4) Subd. 8d — Transparency and reporting

  • Public database
    • The commissioner must maintain a publicly accessible database tracking conditional medical, geriatric, and nonmedical release requests, including:
    • Number of applications received, granted, and denied
    • Average processing time
    • Criteria used to make decisions
  • Annual reporting
    • By January 15 each year (starting 2028), the commissioner must report data and projected cost savings to the legislature.
  • Rules
    • The commissioner must adopt rules to implement these provisions in line with evidence-based public safety standards and federal program guidance (Bureau of Prisons Program Statement 5050.50, 2019).

Who is affected

  • Incarcerated individuals in Minnesota potentially eligible for conditional release under the new pathways (geriatric, family caregiver, extraordinary/compelling circumstances).
  • Families and caregivers of incarcerated individuals, who may engage in the caregiver release process.
  • Correctional system administrators (wardens, medical directors, and relevant staff) responsible for processing applications and supervising released individuals.
  • Legislative committees and public stakeholders through annual reporting and transparency requirements.
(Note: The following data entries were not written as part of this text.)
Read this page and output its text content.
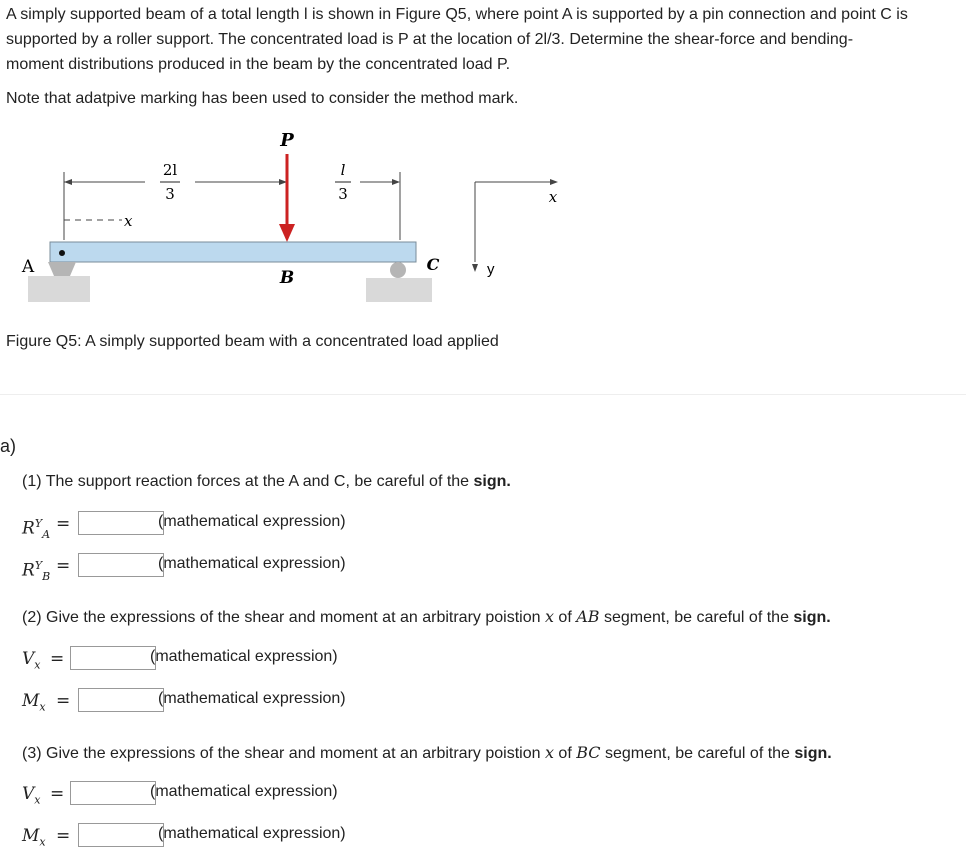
A simply supported beam of a total length l is shown in Figure Q5, where point A is supported by a pin connection and point C is

supported by a roller support. The concentrated load is P at the location of 2l/3. Determine the shear-force and bending-

moment distributions produced in the beam by the concentrated load P.

Note that adatpive marking has been used to consider the method mark.
2l
3
l
3
x
P
A	C
B
x
y
Figure Q5: A simply supported beam with a concentrated load applied
a)
(1) The support reaction forces at the A and C, be careful of the sign.
$R^Y_A$
=	(mathematical expression)
$R^Y_B$
=	(mathematical expression)
(2) Give the expressions of the shear and moment at an arbitrary poistion x of AB segment, be careful of the sign.
$V_x$ =	(mathematical expression)
$M_x$ =	(mathematical expression)
(3) Give the expressions of the shear and moment at an arbitrary poistion x of BC segment, be careful of the sign.
$V_x$ =	(mathematical expression)
$M_x$ =	(mathematical expression)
Procedural and timeline aspects

  • Effective date for new sections: July 1, 2026.
  • Mandatory 30-day decision windows for new submissions, with court rights if not timely decided (Subd. 8a and 8c).
  • Annual 12-month medical review for geriatric releases; potential revocation for condition improvement or violation of supervision.
  • A 30-day multidisciplinary review period for family caregiver releases.
  • Ongoing data collection, public reporting starting in 2028, and rulemaking to implement provisions.

Notes

  • The bill aligns with federal standards for compassionate/extraordinary releases and emphasizes data-driven oversight and cost considerations.
  • It does not repeal existing release pathways but broadens eligibility and adds new routes with structured oversight.

Compiled from official sources — confirm details with the bill’s official record.